CUH breast screening doctors ‘demoralised’

CUH breast screening doctors ‘demoralised’

A number of breast cancer consultants sent a letter to hospital management claiming they felt “demoralised” about issues surrounding accessing scans.

MANAGEMENT at Cork University Hospital (CUH) has acknowledged “a number of issues” in relation to breast cancer screening at the hospital after it was revealed that consultants felt “demoralised” by the service.

The executive committee of the hospital has asked cancer and surgery directors to investigate issues with the breast services team at CUH and report back within one month.

It was revealed yesterday that a number of breast cancer consultants sent a letter to hospital management claiming they felt “demoralised” about issues surrounding accessing scans.

They said these issues had led to “ongoing delays in initiating treatment for our cancer patients”.

In a statement released yesterday afternoon, the executive management board at CUH said it “has for some time been aware of a number of issues pertaining to the delivery of the symptomatic breast service” at the hospital.

“The hospital has invested significantly in the breast care team with the support of the National Cancer Control Programme and the team provide a very high level of care to very many patients each year,” it added.

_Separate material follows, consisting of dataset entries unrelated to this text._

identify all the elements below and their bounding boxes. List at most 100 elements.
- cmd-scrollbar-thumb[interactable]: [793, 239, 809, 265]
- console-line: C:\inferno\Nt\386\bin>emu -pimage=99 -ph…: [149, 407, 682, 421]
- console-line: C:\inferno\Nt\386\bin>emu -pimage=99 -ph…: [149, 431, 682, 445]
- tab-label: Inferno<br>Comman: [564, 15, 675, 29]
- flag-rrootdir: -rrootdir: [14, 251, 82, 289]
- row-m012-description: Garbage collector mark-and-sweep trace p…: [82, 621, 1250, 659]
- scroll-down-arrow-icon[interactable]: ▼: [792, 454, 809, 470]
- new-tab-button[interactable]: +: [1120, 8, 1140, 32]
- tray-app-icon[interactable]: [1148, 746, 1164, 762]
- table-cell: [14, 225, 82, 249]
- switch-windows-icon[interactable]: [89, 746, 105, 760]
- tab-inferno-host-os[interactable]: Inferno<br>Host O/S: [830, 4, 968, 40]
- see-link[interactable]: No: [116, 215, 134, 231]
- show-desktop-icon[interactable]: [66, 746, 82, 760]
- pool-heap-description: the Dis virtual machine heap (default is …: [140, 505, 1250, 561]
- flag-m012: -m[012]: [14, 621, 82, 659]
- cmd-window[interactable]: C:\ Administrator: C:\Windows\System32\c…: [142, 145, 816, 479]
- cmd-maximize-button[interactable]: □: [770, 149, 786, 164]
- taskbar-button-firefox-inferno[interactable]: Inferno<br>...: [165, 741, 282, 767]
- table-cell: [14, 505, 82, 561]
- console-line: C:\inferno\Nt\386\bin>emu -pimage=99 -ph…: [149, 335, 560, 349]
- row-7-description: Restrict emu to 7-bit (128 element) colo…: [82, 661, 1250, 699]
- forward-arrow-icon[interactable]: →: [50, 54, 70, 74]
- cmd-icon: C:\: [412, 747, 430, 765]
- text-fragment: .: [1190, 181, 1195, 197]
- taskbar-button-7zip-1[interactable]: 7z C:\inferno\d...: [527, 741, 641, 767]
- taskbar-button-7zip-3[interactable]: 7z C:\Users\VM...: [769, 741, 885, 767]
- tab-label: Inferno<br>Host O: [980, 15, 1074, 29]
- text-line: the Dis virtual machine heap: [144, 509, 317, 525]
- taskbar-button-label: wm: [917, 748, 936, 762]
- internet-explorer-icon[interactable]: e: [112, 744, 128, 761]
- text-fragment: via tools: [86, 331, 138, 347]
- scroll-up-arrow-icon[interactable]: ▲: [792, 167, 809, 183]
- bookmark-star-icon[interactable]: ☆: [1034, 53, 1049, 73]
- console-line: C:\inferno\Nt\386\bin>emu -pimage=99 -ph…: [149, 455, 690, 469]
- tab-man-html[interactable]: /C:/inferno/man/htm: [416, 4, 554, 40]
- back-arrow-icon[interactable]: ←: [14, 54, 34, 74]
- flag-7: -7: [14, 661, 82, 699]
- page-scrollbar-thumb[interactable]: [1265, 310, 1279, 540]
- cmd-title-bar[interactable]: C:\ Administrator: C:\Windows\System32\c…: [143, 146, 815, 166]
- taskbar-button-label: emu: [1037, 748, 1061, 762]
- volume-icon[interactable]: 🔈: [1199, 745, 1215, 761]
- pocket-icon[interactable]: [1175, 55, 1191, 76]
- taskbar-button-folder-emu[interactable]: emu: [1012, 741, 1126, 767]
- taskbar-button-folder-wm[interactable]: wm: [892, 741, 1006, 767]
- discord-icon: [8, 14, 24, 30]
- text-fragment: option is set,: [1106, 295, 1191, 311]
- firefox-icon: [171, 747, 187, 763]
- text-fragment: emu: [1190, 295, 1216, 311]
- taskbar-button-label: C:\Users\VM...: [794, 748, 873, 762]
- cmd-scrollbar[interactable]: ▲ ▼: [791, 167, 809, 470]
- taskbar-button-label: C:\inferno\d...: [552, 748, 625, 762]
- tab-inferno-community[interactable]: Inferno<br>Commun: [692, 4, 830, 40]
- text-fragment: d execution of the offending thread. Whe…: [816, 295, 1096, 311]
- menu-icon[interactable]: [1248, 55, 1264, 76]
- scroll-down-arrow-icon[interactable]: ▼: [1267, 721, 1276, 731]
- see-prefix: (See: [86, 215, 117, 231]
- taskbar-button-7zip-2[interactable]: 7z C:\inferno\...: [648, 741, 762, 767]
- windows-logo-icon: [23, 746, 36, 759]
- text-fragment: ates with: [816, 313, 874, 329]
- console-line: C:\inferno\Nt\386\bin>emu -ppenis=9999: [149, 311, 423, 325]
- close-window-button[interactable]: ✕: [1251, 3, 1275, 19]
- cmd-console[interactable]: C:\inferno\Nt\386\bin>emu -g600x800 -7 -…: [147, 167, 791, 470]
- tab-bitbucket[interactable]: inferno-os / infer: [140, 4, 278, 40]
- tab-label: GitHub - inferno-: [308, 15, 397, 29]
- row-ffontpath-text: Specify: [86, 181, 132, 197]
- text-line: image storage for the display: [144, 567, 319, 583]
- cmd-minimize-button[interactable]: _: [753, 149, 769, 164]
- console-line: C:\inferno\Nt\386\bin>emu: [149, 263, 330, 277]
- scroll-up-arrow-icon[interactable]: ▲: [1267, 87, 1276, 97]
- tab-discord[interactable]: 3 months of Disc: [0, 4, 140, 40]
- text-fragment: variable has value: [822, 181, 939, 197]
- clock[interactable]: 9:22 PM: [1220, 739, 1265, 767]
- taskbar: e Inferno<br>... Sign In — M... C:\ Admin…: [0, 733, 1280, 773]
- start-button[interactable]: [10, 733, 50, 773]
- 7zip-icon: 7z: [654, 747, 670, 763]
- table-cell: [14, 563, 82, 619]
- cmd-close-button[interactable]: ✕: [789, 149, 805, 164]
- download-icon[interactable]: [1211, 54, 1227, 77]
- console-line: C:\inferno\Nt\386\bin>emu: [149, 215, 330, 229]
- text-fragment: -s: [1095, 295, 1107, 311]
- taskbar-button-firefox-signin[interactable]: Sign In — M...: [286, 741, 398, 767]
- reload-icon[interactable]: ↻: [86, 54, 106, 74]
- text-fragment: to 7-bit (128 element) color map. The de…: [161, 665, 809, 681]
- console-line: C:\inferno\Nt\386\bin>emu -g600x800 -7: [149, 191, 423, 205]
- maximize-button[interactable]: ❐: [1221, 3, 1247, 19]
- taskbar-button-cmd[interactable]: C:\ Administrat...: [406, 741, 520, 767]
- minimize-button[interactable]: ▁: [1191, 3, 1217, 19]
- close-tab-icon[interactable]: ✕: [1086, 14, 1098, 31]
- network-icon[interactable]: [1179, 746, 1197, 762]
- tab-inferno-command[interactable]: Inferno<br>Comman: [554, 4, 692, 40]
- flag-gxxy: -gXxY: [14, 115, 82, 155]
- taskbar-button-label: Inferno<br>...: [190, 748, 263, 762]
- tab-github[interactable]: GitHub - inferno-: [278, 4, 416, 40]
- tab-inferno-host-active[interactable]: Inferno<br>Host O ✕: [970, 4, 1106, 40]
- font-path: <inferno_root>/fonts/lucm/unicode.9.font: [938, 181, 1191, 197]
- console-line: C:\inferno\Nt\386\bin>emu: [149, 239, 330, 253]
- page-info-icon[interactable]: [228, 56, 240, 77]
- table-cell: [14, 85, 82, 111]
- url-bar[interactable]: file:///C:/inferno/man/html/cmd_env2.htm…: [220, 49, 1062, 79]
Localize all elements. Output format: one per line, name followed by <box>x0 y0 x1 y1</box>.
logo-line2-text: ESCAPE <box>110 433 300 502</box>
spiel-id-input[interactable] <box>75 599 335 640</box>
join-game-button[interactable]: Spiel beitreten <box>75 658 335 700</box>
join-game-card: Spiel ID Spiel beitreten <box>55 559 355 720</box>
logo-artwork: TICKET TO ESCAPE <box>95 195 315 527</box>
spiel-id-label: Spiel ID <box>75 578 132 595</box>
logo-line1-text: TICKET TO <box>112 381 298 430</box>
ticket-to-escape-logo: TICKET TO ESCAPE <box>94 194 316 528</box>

“The hospital is working with the breast team to address those issues which will result in further improvements to the service and to this end have asked the directors for cancer care and surgery to follow up with the breast team and report back to the board within one month.”

RTÉ yesterday revealed a letter, dated October 31, sent by consultants to CUH chief executive, Tony McNamara, which stated that, while the maximum capacity of the screening unit is 140 new patients a week, this was being regularly exceeded.

The consultants claimed that the unit receives around 150 to 160 on a weekly basis, and had recently recorded 50 referrals in one day.

Their letter comes after a letter from Mr McNamara to the executive board, dated October 1, stated that there was inconsistency in the organisation, administration and clinical governance of the breast service and that it cannot continue.

He had also proposed a quality improvement plan for the unit and new governance.

The breast cancer consultants however rejected any suggestion that the team is underperforming, citing an increase in patients and a lack of resources.

They described an “atmosphere of isolation, suspicion and lack of trust, along with poor communication”.